A Louisiana judge ordered the Department of Homeland Security (DHS) to release files that could reveal five agents’ alleged involvement in government efforts to suppress social media content deemed to contain “misinformation” about elections, court documents show.
Missouri Attorney General Andrew Bailey and Louisiana Attorney General Jeff Landry moved to release testimony from Cybersecurity and Infrastructure Security Agency (CISA) employees Chad Josiah, Rob Schaul, Alex Zaheer, John Stafford and Pierce Lowary, after learning of their participation in the Biden administration’s counter-“disinformation” efforts, court documents dated Jan. 19 show. The judge’s motion Wednesday could shed light on a “switchboarding” tactic employed during the 2020 election, according to the order.
The lawsuit alleges that the defendants, which include the named individuals as well as President Joe Biden and top officials from a variety of federal agencies, “colluded and/or coerced social media companies to suppress disfavored speakers, viewpoints, and content on social media platforms by labeling the content “dis-information,” “mis-information,” and “mal-formation.”
UPDATE: The judge granted our motion to compel. CISA has 14 days to comply. https://t.co/2bhwQQJTG6
— AG Jeff Landry (@AGJeffLandry) January 25, 2023
The five CISA employees allegedly served as a “switchboard” to route requests from federal agencies to censor disinformation to various social media companies, according to the documents.
Switchboard work employed “an audit official to identify something on social media they deemed to be disinformation aimed at their jurisdiction,” top CISA election security agent Brian Skully testified in a deposition released Thursday. “They could forward that to CISA and CISA would share that with the appropriate social media companies.”

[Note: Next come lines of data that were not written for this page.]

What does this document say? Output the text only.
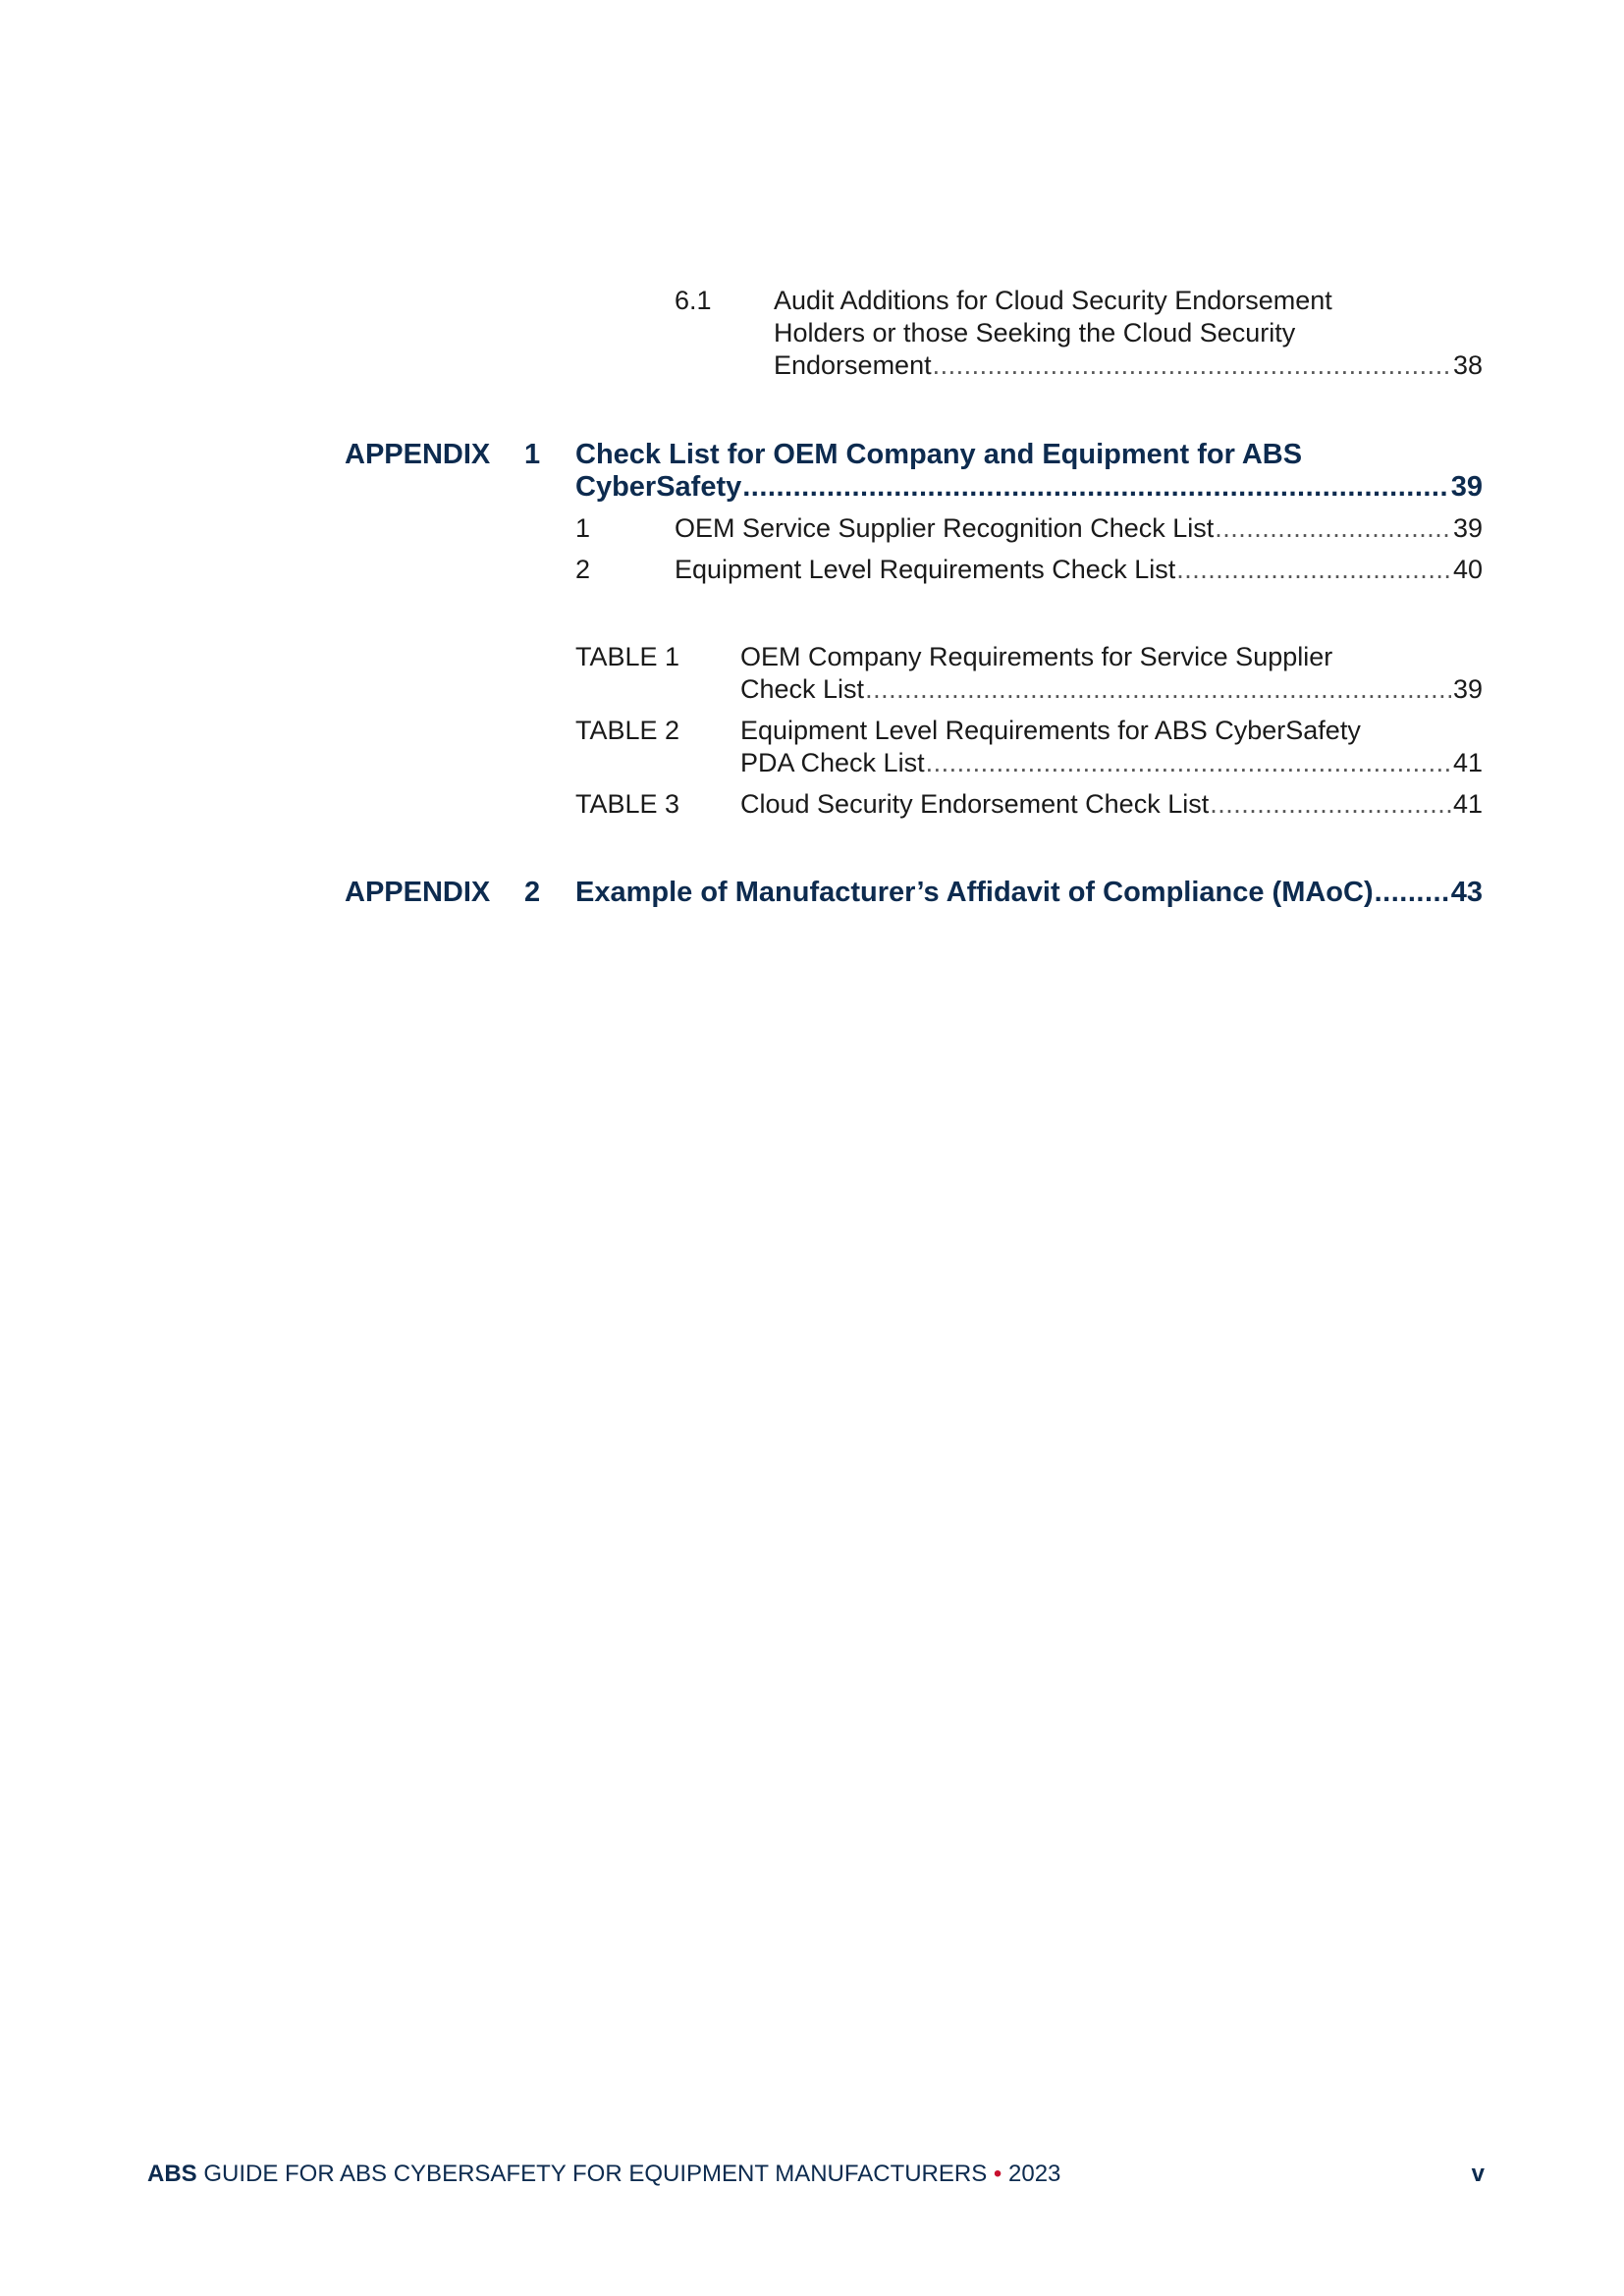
6.1 Audit Additions for Cloud Security Endorsement
Holders or those Seeking the Cloud Security
Endorsement .....	38
APPENDIX 1 Check List for OEM Company and Equipment for ABS
CyberSafety .....	39
1	OEM Service Supplier Recognition Check List .....	39
2	Equipment Level Requirements Check List .....	40
TABLE 1 OEM Company Requirements for Service Supplier
Check List .....	39
TABLE 2 Equipment Level Requirements for ABS CyberSafety
PDA Check List .....	41
TABLE 3 Cloud Security Endorsement Check List .....	41
APPENDIX 2 Example of Manufacturer’s Affidavit of Compliance (MAoC) .....	43
ABS GUIDE FOR ABS CYBERSAFETY FOR EQUIPMENT MANUFACTURERS • 2023	v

Skully’s deposition detailed participation of the Department of Justice, Department of Homeland Security‘s intelligence branch and the Office of the Director of National Intelligence in meetings with social media firm executives to tackle online “misinformation” during the 2022 election cycle.
Here, Twitter “actioned” (censored) accounts under their “civic integrity policies” after CISA flags them (7/10) pic.twitter.com/deTIwk1wmr
— Attorney General Andrew Bailey (@AGAndrewBailey) January 13, 2023
While the notices were intended to provide social media companies with situational awareness regarding attempts to spread disinformation on their platforms, “the idea was that they would make decision on the content that was forwarded to them based on their policies,” Skully said.
CISA also worked with the Center for Internet Security, a nonprofit aimed at protecting against cybersecurity threats that also plays a regulatory role election infrastructure, and official election organizations, in “switchboarding,” according to the deposition.
The deposition demonstrated that the Biden administration “weaponized” CISA “to suppress domestic free speech,” Missouri Attorney General Andrew Bailey said in a statement after its release. Congress originally created CISA in 2018 to combat cyber threats to critical digital and physical infrastructure.
The DHS did not immediately respond to the Daily Caller News Foundation request for comment.